“Should I bold this word?” “Can you help me paraphrase this line?” “Should I add this at the top?” The first-year students came to me for CV advice. Most of the questions were typical. I was in the same shoes last year with the same set of questions carrying a handful of fears and a list of insecurities. The resume can make or break the chances of getting a good shortlist, as my seniors had said. The stakes were too high. In the pursuit of a “masterpiece” (wink) resume, I toiled hard for hours, managing mid-term exams alongside.
Crafting a resume is a dicey situation. Students pick up the keywords that would essentially act as click-baits. These keywords are highlighted by making them bold - to capture the short span of attention of interviewers to the keywords. People will be similar in loads of ways: all overachievers, all very intelligent and hard-working, all with a lot of potentials. So, positioning one’s resume is tough. Right?
When companies have to choose one among say, twenty candidates - all these resumes look almost similar - all overachievers. It becomes all the more challenging to choose one. If you have only the achievements to compare, and all of them have identical ones, what would you look for next?

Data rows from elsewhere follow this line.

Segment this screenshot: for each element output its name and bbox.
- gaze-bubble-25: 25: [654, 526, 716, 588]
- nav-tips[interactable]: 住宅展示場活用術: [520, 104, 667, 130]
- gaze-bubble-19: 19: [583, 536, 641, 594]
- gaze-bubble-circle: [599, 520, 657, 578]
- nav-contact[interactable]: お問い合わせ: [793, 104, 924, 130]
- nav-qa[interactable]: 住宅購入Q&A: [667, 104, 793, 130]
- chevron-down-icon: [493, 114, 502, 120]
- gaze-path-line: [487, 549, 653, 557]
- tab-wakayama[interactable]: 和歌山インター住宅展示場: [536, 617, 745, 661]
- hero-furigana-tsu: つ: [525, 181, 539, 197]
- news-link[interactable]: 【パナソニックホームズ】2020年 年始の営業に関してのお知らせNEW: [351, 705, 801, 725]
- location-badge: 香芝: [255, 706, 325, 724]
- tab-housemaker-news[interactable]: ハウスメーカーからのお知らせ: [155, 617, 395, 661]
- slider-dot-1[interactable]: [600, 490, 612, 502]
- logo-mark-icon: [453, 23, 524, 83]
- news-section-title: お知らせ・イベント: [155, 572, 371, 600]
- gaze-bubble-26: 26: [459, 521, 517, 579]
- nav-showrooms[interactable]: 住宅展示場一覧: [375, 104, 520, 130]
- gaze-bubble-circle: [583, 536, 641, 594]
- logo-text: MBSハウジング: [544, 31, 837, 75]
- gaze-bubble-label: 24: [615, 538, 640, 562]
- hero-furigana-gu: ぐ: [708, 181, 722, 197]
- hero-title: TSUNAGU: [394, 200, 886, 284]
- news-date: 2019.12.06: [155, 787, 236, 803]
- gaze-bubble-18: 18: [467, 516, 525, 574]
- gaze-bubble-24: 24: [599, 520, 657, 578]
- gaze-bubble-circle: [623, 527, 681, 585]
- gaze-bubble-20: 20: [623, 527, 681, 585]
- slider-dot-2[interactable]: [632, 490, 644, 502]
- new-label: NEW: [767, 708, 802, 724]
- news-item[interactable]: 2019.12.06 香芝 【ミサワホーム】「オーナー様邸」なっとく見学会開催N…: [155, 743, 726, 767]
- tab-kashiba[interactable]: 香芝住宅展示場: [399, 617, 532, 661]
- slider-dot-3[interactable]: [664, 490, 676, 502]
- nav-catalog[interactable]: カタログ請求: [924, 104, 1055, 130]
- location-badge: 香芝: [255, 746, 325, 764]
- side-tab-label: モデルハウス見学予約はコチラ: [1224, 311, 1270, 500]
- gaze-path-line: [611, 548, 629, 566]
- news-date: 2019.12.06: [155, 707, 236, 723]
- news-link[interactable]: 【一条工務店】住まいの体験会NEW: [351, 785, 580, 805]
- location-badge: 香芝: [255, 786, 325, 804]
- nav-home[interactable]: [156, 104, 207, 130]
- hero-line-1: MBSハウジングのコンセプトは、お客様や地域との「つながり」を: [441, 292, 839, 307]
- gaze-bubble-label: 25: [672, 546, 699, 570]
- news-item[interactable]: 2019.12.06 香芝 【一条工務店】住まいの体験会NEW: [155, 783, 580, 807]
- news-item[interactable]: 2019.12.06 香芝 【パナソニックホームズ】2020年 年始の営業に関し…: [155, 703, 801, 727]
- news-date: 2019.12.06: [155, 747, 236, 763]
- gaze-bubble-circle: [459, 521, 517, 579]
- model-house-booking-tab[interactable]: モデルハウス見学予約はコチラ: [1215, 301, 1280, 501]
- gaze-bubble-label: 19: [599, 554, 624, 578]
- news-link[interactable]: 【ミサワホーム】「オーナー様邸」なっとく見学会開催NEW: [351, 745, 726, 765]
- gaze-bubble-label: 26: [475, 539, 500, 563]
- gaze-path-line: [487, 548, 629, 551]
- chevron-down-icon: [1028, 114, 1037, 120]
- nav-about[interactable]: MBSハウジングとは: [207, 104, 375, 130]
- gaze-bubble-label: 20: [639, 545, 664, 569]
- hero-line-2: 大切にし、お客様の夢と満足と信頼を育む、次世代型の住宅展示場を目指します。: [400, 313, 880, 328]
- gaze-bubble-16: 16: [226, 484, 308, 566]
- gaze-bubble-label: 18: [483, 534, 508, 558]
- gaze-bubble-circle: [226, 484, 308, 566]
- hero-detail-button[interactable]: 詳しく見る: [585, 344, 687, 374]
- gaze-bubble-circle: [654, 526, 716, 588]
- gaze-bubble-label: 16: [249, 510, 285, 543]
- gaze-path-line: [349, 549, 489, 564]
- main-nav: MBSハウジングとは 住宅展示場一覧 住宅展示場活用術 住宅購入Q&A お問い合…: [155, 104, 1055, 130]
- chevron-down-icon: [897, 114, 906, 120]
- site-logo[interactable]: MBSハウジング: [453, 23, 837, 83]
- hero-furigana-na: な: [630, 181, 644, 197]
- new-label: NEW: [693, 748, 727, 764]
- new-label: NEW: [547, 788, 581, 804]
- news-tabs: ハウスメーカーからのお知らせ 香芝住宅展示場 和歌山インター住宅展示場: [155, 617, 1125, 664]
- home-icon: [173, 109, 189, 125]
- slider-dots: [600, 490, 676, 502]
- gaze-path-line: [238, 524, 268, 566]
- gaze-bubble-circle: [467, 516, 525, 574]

The next alternative will be to check if the candidate fits into the kind of system built in the company and so on. But how does one differentiate the candidates skill-wise further? One might wish to look at their experience and the kind of projects one has done. But that will also be similar. The resume is a leveller, that way.
A Resume of Failures
I have an alternative hypothesis. The idea is unconventional. Instead of one page glorified mediocrity, companies should request the candidates for a resume that only contains failures. No top rank achievements. Just the failures.
Sounds strange? Let me put this another way.
Would you like to choose someone who has never failed at anything or who has failed several times before succeeding? Because the probability of people who have never failed at anything is too low, regular resumes are nothing but the glorified mediocrities. Someone who has failed at multiple things has taken risks many times, still embraced the failures and moved forward. On the contrary, someone who has never failed anytime will be too afraid to risk at all.
I know that the idea is ridiculously over-idealistic. What are the chances that one gets shortlisted if there are only failures on the resume? It’s close to zero unless the one who shortlists understands the philosophy of resume of failures. I thought extensively of this idea and imagined how I’d impress the interviewer with my out of the box concept. But, I still went ahead with a conventional resume - achievement decked, bold-lettered resume, an
"I’m so awesome" variant of one page which would decide my fate in summer internship placement, containing a series of achievements, keywords carefully picked and highlighted with bold letters.
And guess what was the first question in my SIP interview -
Tell me something apart from your resume?